Blog Article

Investment Adviser SEC Cybersecurity Compliance

Apr 19, 2014

The SEC recently issued a registered investment adviser (RIA) cyber security compliance risk alert.

This past week, on April 15, the SEC’s Office of Compliance Inspections and Examinations (OCIE) issued a cybersecurity registered investment adviser (RIA) compliance risk alert. RIAs and the topic of cybersecurity continues to garner quite a bit of media interest and this latest SEC risk alert prompted a number of investment adviser news outlets to chime in on the topic including:

Rarely does an investment adviser regulatory alert prompt so much immediate industry interest. However, as RIA compliance consultants, we are happy to see this regulatory topic attracting so much attention as information security is such an evolving area right now when it comes to compliance and it unfortunately poses substantial risk to RIA firms of all sizes. Even putting the regulatory risk aside for a moment, one breach of this nature that leads to the exposure of client data or loss of client funds, can cause enough harm to bring down an entire investment advisory firm.

The SEC’s Cybersecurity Risk Alert outlines that the agency will be conducting compliance sweep examinations of more than 50 RIA and broker-dealer firms with the main focus being cybersecurity. To aide in preparation and to further educate advisory firms in general, the SEC also included a sample information request list that will be utilized during these examinations. The list which is 7 pages in length is highly detailed and includes 28 items that could require a response.

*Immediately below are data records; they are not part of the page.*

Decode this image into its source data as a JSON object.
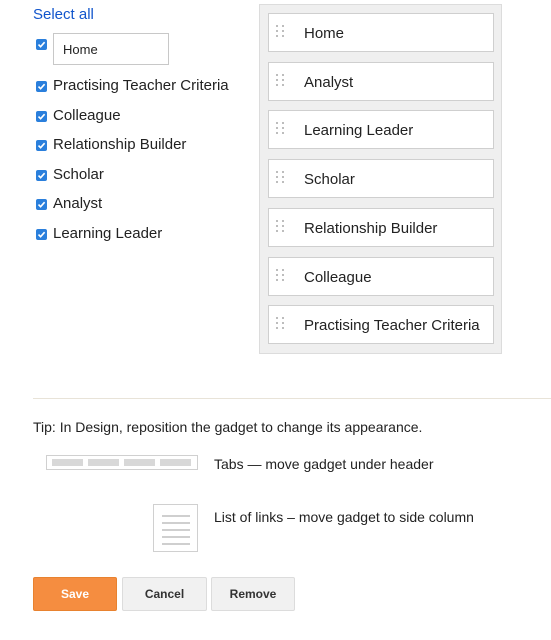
{
  "select_all": "Select all",
  "checklist": [
    {
      "label": "Home",
      "checked": true,
      "editable": true
    },
    {
      "label": "Practising Teacher Criteria",
      "checked": true
    },
    {
      "label": "Colleague",
      "checked": true
    },
    {
      "label": "Relationship Builder",
      "checked": true
    },
    {
      "label": "Scholar",
      "checked": true
    },
    {
      "label": "Analyst",
      "checked": true
    },
    {
      "label": "Learning Leader",
      "checked": true
    }
  ],
  "order_list": [
    "Home",
    "Analyst",
    "Learning Leader",
    "Scholar",
    "Relationship Builder",
    "Colleague",
    "Practising Teacher Criteria"
  ],
  "tip": "Tip: In Design, reposition the gadget to change its appearance.",
  "options": {
    "tabs": "Tabs — move gadget under header",
    "list": "List of links – move gadget to side column"
  },
  "buttons": {
    "save": "Save",
    "cancel": "Cancel",
    "remove": "Remove"
  },
  "colors": {
    "accent": "#f58d40",
    "link": "#1155cc",
    "checkbox": "#2a7fdc"
  }
}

In regards to how this sample request list applies to registered investment advisers, here are a few items to note:

  1. Information Security Policies and Procedures: Throughout the list, the SEC makes references to ensure that the RIA firm’s compliance manual has established and enforces the necessary information security measures. Simply having procedures in place is a needed first step but is not enough. This procedures should be tested on a regular basis to identify deficiencies and improvements.
  2. Business Continuity Plan: The SEC wants to know that the RIA firm’s continuity plan not only addresses natural disasters and other common business disruptions, but also cybersecurity threats. 
  3. Insurance: It is important for investment advisers to understand how their firm is protected from an insurance standpoint should an unfortunate cybersecurity event occur. Unfortunately, a number of insurance policies may have insufficient liability limits and too many carve outs that do not provide sufficient investment adviser information security liability protection.
  4. Client Funds Request: There have been a fair number of documented incidents over the past few years of investment advisory firms being duped into allowing a third party who was improperly posing as a client to obtain client funds. We continue to see a rise in these attempted impersonations as well and strongly advise investment advisory firms to revisit their current firm policies to ensure that they have multiple safeguards in place to prevent such an incident.
  5. Risks Associated with 3rd Party Vendors: As RIAs continue to outsource more key business functions in order to become more efficient and scale operations, it is important that advisory firms establish policies and protections when it comes to business partners having access to the firm’s network, client information, or other sensitive data.

As RIA compliance consultants, we strongly advise that all investment advisory firms review the SEC’s Cybersecurity Risk Alert and Sample Request List in detail. Like the SEC’s recent update on investment adviser social media compliance issues, While this is still a very much evolving topic when it comes to investment adviser compliance, it’s essential that all RIA firms take cybersecurity risks seriously and do all they can to protect sensitive client data and access to client funds.